Normalerweise schreibe ich über Bücher, doch ich lese nicht nur Buchstaben aus Büchern auf. Also verlasse ich heute meinen bekannten Pfad und stelle euch eine wunderschöne Zeitschrift vor, die mich glücklich macht. Und unter uns gesagt: Ich finde, sie hat noch mehr glückliche Leser verdient! Gefunden haben wir uns an einem kalten Oktoberabend in einem Zeitschriftenladen in Berlin Neukölln. Dort blinzelte mich „Fräulein“ an. Es dauerte nur wenige Sekunden und schon war es um mich geschehen. Für nur 2,50 € habe ich mir die Zeitschrift gekauft, hielt sie fest in meinem rechten Arm und wusste zu dem Zeitpunkt noch nicht, was ich für herrliche Lesemomente mit dem Blatt erleben würde.

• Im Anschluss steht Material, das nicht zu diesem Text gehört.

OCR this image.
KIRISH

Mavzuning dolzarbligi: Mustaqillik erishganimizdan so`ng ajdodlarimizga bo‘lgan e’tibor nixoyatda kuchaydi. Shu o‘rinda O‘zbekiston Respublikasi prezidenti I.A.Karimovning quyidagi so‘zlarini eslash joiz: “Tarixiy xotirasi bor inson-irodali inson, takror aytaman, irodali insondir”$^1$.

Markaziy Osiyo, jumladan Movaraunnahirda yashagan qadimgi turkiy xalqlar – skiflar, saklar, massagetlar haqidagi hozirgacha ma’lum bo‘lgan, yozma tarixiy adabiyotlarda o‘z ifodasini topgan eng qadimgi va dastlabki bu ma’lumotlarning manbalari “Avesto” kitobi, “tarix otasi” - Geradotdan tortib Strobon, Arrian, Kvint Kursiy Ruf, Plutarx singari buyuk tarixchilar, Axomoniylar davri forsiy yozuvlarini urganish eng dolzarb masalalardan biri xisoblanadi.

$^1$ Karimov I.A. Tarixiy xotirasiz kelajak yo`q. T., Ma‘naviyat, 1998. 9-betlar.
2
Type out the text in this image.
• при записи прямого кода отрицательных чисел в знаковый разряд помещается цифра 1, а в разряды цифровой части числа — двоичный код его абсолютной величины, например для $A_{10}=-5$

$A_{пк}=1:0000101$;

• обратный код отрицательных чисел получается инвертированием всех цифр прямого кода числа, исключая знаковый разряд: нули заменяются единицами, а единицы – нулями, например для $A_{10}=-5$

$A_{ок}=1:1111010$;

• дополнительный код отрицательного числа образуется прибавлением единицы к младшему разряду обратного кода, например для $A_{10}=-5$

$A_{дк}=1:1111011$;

Ich falle nach dem Aufschlagen nicht in eine Anzeigenstrecke, sondern direkt in Miranda Julys Arme. Auf zwei Seiten erstreckt sich ein Fotomeer von der Ausnahmekünstlerin, die mich schon einige Jahre begeistert. Sie ist eine jener Menschen, die mir fantasievoll den Alltag vergoldet. Weiter hinten im Heft darf ich mich über ein reizendes Interview mit der Dame freuen. Nach der sagenhaften Begrüßung stoße ich auf erste Anzeigen, bis mir das Editorial vom Chefredakteur vor die Augen fällt. Götz Offergeld hat sich entschieden, eine kleine Moralpredigt zu halten. Im Mittelpunkt stehen die Empörung und das Unverständnis über unsere Politiker und deren Taten. Was können wir tun angesichts der Probleme in der Welt? Dieser Frage stellt er sich in einem für mich beeindruckendem Maße. Wenn es so weiter geht, dann Hut ab!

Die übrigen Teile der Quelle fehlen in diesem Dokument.